'There's an ironmonger,' cried Joan, pointing across the road. And they went in to buy the hurricane lanterns. They assumed, that is, that the cottage was already found.

Then, after luncheon, while Mother criticised the garden-gloves, observing with regard to the hurricane lanterns that it was 'living backwards, rather, to buy things before we have the place to use them in,' he took from the book-shelf his copy of the Queen of the Air and read once again a favourite passage. It was thumb-marked, the margin scored by his pencil long years ago.

' . . . the bird, in which the breath, or spirit, is more full than in any other creature and the earth-power least. . . . It is little more than a drift of the air brought into form by plumes; the air is in all its quills, it breathes through its whole frame and flesh, and glows with air in its flying, like a blown flame: it rests upon the air, subdues it, surpasses it, outraces it;—is the air, conscious of itself, conquering itself, ruling itself.

'Also, into the throat of the bird is given the voice of the air. All that in the wind itself is weak, wild, useless in sweetness, is knit together in its song . . . unwearied, rippling through the clear heaven in its gladness, interpreting all intense passion through the soft spring nights, bursting into acclaim and rapture of choir at daybreak, or lisping and twittering among the boughs and hedges through heat of day, like little winds that only make the cowslip bells shake, and ruffle the petals of the wild rose. . . .'

His reading was interrupted by the entrance from the passage of his wife, her face heavily veiled; she was dressed for the street, in solemn black; she wore a mysterious yet very confident expression. 'Joe dear, I'm going out. I have an appointment at three o'clock sharp. I mustn't be late.'

He watched her with an absent-minded air for a moment, as though he saw her for the first time almost; all he could remember about her just then was that during the cinema performance she had said with proud superiority: 'I'm glad I'm English.' Then, recognising his wife, he realised that she was going to confession, of course, for he guessed it by the way she folded her hands, waiting patiently for a word of commendation.

'All right, my dear,' he said, 'and good luck. You'll be back for tea, I suppose.' He rose and kissed her on her heavy veil, and she went out with a smile. 'I'm so glad,' he added.
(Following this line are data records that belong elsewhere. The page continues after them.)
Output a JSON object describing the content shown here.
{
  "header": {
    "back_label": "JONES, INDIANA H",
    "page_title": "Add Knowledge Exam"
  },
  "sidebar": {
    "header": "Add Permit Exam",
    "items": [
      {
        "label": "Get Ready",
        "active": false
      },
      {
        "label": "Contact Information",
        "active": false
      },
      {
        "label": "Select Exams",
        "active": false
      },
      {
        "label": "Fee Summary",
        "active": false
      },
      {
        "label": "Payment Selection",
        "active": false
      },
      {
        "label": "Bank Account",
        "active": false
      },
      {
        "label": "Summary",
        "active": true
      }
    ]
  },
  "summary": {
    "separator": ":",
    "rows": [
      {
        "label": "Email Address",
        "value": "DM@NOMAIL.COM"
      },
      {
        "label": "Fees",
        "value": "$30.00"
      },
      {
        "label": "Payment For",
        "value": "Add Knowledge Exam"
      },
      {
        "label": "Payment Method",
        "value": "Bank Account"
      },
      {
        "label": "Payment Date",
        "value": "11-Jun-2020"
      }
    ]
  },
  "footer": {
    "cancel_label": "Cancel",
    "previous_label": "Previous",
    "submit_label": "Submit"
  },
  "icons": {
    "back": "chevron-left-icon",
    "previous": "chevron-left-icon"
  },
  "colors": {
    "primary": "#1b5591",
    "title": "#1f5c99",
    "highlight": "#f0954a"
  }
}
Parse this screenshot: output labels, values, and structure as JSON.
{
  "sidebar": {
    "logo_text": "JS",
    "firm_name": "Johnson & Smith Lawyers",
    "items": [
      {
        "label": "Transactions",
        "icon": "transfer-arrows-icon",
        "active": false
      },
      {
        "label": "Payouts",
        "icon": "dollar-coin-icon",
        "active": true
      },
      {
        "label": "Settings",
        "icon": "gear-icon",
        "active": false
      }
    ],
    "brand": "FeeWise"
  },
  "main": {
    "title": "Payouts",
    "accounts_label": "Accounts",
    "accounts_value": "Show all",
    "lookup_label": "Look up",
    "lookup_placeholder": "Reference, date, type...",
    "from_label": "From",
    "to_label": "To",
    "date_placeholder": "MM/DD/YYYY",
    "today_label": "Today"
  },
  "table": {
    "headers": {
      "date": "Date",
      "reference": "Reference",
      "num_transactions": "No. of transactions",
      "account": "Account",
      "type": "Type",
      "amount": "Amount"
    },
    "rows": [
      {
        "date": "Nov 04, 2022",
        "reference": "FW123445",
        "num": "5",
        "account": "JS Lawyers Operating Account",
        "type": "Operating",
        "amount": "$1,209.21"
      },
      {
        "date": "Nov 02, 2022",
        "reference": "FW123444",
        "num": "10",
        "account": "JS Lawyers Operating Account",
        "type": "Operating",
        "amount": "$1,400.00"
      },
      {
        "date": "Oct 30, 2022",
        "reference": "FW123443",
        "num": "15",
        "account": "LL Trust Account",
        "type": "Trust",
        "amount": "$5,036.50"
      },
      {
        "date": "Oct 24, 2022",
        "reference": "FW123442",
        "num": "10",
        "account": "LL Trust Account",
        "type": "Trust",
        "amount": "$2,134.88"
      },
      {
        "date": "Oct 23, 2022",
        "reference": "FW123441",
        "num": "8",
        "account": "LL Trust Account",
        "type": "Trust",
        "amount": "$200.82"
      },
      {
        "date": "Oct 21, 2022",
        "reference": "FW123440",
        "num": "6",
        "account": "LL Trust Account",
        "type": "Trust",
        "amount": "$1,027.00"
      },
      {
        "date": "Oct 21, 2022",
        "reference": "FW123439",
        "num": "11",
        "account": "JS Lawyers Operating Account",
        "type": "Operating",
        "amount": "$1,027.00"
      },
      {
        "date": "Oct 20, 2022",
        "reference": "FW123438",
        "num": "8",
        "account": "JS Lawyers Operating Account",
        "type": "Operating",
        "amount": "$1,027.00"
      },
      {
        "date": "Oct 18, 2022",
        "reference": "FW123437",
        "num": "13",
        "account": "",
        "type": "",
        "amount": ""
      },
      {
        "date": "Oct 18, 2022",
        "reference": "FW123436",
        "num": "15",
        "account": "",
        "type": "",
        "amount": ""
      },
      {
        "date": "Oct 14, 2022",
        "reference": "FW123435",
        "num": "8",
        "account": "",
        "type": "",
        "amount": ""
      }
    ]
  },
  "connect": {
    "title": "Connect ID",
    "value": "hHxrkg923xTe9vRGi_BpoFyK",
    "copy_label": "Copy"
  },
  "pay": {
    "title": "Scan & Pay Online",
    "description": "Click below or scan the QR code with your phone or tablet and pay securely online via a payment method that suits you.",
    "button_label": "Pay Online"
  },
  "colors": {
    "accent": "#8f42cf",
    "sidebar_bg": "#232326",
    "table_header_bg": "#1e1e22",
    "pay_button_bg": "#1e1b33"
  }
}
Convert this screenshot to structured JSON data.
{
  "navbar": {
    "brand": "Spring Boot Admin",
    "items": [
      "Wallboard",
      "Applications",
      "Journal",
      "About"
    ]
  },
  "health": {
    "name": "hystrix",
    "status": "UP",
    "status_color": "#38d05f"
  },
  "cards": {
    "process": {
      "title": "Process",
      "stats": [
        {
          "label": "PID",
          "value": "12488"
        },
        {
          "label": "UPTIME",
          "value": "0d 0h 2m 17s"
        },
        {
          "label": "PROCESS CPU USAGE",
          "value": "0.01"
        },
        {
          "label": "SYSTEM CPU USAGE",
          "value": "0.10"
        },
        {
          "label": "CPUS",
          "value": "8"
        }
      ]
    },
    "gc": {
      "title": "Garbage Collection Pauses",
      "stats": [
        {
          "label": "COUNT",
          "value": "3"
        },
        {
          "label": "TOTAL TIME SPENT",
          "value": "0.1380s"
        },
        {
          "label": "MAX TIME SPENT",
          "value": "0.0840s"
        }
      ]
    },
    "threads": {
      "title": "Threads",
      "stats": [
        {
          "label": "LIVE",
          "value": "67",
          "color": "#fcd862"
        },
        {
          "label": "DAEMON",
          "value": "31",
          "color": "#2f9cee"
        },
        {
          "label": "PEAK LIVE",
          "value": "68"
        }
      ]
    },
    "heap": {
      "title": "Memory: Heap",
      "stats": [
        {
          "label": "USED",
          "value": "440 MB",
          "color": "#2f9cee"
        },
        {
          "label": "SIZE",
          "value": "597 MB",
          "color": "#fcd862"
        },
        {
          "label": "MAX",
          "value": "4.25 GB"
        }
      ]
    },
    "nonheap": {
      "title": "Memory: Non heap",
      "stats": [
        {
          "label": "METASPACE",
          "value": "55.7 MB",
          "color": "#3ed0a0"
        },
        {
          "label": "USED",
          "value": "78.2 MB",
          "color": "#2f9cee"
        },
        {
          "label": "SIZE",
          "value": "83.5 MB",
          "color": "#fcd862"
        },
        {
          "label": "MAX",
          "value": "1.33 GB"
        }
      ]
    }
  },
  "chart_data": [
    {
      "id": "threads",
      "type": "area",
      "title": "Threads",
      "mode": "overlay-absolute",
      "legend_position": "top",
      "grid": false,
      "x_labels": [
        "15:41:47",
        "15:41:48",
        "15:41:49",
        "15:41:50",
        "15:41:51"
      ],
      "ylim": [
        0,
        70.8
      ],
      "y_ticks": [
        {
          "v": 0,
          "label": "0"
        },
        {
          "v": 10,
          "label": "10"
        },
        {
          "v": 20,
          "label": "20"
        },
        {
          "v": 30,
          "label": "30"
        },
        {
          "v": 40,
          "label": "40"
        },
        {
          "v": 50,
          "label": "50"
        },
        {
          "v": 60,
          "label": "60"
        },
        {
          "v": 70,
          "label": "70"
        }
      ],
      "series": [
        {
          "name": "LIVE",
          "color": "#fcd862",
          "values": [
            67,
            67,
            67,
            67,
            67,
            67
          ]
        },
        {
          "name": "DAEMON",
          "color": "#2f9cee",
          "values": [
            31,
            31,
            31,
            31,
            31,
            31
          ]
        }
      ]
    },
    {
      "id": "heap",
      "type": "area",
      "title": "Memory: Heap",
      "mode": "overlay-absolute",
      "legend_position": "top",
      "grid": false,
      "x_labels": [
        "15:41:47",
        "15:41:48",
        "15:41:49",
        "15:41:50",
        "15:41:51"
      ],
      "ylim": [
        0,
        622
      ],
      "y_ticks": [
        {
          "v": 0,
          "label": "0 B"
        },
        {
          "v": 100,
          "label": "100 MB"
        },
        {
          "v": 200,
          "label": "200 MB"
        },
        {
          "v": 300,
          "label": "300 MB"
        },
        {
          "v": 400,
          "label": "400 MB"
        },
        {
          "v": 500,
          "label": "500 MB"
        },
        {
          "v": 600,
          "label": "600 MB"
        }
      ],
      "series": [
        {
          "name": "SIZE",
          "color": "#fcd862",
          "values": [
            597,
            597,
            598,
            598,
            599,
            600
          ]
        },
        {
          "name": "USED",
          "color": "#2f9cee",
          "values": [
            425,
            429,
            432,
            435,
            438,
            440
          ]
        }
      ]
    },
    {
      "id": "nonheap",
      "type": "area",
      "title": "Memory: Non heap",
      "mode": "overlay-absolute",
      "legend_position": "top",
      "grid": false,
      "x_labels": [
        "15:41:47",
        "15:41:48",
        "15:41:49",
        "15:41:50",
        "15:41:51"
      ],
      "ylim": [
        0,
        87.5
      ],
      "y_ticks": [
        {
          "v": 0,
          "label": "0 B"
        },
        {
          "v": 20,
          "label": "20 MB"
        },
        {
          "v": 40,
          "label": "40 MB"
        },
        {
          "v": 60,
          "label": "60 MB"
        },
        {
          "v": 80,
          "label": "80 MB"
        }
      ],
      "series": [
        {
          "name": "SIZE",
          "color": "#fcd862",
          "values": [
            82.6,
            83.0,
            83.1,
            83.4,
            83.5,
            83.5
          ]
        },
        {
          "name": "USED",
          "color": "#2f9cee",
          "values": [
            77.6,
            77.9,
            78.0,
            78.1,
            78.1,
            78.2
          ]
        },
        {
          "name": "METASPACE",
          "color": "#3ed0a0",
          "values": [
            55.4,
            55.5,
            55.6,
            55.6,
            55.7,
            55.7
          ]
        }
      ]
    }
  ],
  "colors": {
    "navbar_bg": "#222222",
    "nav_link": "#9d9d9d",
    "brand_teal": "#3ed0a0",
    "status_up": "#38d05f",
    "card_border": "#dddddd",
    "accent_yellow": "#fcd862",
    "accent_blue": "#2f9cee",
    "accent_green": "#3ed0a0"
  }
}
'That's her stage,' he thought to himself, 'and the critic and the Aquarian quack have their stage, and I have mine. It's all right.'

There were immense tracts of experience in everybody, unknown, unused, but waiting to be known and used. Some people lived in one tract only, caged and fixed, unaware of the vast freedom a little farther outside themselves. Different people knew different tracts, each positive that his own particular tract alone was right—as for him, assuredly, it was— thinking also that it was the only one, the whole, which, assuredly, it was not. There was, however, assuredly, a point of view, the bird's, that saw all these tracts at once, the boundaries and divisions between them mere walls erected by the mind in ignorance. The bird's-eye view looked down and saw the landscape whole, the divisions unreal, the separation false. This attitude was the attitude of air; air unified; the unity of humanity was realised. Consciousness, focussed hitherto upon little separate tracts with feeble light, blazed upon all at once with shining splendour.

It was true. A great world-telepathy was being 'engendered,' barriers of creed and class were crumbling, democracy was combing out its mighty wings; the 'tracts' inhabited by Mother, Tom, the quack, the critic, by himself and by Joan, by that narrow snob and gossip at the tea-party who asked, 'Who was she?'—all these would be seen as adjoining little strips belonging to the universal air which knows neither strips, divisions nor boundaries.